AI is good at solving the problem it's given. The issue is that it's being given the wrong problem. Clickthrough, retention, completion rates are measurable, and the model optimises them well. To do that, it leans on the most reliable behavioural levers: anxiety, FOMO, fast dopamine hits. Not depth — button-pressing.

The result is already visible: structural homogeneity. Identical grabby headlines, cloned formats, copy-paste content. Each piece technically does its job — captured attention for a few seconds. In a spreadsheet, that looks like a win. At the market level, it's the slow devaluation of the product itself. When everyone produces the same thing, differentiation disappears — and so does the reason an audience chose a particular brand or publication in the first place.

It's a classic race-to-the-bottom trap: every player behaves rationally, the aggregate result destroys the market for everyone.

The Server Rack Where the Office Used to Be

The logic I heard at that meeting, taken to its conclusion, draws a simple picture: not a team in an office — a server rack. Not an editorial room — a generation pipeline. Some companies are already moving there. Quietly.

Short-term, it works. Long-term, it's less obvious. Business history has plenty of examples of aggressive cost optimisation producing things that are technically flawless but stopped being needed. Companies that removed humans from customer touchpoints and discovered that loyalty left with the headcount.

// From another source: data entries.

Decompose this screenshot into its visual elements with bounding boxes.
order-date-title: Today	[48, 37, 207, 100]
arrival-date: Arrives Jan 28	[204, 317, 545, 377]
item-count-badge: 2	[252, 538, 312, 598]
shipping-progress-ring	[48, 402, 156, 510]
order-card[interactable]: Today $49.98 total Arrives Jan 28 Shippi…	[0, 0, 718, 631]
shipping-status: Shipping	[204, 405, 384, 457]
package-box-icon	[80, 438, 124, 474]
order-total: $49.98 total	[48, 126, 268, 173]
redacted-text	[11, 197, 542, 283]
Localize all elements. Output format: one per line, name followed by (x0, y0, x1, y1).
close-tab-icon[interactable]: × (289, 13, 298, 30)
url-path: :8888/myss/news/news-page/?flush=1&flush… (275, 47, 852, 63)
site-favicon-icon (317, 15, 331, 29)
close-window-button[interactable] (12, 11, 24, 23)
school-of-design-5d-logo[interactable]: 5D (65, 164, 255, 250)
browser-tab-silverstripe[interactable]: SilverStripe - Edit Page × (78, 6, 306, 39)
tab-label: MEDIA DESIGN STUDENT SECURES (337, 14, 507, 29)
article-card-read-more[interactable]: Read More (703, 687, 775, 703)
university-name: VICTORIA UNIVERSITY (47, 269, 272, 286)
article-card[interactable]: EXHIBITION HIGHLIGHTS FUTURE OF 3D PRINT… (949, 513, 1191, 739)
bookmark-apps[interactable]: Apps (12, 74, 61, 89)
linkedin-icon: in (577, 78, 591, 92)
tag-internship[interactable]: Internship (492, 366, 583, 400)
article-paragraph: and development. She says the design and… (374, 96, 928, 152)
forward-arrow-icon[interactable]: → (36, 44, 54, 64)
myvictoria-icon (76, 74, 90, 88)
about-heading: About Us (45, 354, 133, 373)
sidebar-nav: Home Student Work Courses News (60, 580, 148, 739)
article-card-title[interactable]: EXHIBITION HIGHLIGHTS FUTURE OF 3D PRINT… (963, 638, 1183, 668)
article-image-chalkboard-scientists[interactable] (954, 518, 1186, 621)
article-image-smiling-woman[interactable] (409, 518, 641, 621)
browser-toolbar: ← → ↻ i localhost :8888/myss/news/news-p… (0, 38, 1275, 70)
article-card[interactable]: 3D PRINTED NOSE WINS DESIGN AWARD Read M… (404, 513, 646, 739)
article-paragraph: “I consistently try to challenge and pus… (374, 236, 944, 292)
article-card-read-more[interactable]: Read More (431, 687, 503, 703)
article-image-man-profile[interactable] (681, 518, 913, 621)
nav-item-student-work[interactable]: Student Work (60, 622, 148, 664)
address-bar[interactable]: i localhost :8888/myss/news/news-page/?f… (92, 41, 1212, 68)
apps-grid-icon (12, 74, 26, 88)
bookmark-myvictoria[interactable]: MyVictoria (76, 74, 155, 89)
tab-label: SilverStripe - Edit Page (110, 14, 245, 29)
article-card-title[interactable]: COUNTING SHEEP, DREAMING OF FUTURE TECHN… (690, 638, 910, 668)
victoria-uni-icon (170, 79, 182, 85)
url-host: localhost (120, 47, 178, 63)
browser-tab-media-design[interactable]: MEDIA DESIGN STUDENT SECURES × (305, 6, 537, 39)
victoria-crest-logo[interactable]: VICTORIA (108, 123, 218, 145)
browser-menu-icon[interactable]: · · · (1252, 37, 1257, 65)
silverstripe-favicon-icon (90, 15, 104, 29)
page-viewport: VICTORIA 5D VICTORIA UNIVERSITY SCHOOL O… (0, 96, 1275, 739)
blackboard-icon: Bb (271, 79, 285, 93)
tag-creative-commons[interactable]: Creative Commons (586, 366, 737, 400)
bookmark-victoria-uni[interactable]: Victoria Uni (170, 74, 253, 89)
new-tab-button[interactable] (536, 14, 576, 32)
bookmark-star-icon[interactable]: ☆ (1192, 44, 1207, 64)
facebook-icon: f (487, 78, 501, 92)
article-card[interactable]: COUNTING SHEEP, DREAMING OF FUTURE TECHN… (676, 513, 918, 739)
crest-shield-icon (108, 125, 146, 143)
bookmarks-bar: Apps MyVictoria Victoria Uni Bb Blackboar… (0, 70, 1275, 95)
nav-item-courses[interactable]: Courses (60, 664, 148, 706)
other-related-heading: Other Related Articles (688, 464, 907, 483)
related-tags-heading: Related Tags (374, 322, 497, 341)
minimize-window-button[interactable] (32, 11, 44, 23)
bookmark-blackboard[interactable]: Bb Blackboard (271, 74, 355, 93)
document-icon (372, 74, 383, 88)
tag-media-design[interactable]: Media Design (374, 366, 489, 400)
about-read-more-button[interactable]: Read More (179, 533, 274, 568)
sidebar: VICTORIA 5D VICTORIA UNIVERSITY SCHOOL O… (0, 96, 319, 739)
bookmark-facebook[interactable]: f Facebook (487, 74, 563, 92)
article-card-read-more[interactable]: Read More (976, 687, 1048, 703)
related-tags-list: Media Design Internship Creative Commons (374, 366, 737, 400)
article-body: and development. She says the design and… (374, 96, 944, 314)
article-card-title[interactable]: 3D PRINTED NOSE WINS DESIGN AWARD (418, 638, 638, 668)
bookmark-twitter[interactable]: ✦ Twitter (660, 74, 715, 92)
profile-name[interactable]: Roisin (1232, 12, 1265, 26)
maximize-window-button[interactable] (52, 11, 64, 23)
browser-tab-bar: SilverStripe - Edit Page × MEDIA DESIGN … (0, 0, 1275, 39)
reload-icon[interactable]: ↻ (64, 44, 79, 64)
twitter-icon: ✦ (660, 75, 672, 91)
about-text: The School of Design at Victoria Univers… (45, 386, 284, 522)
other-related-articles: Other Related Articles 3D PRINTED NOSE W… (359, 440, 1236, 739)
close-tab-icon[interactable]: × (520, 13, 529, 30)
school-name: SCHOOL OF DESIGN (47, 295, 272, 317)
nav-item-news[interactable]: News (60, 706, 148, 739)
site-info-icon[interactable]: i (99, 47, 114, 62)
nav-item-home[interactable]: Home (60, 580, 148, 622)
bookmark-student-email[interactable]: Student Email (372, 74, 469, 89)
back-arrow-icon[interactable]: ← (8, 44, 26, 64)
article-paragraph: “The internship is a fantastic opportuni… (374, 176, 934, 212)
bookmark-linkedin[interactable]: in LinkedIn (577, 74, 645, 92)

Human "inefficiency" in creative work — disagreement, subjectivity, reframing the brief — isn't a bug. It's the mechanism that produces differentiation. It's what makes work feel like it came from somewhere. AI removes that mechanism along with the costs.

What's left on the other end of this optimisation, I'm genuinely not sure. And I suspect the people doing the optimising aren't entirely sure either.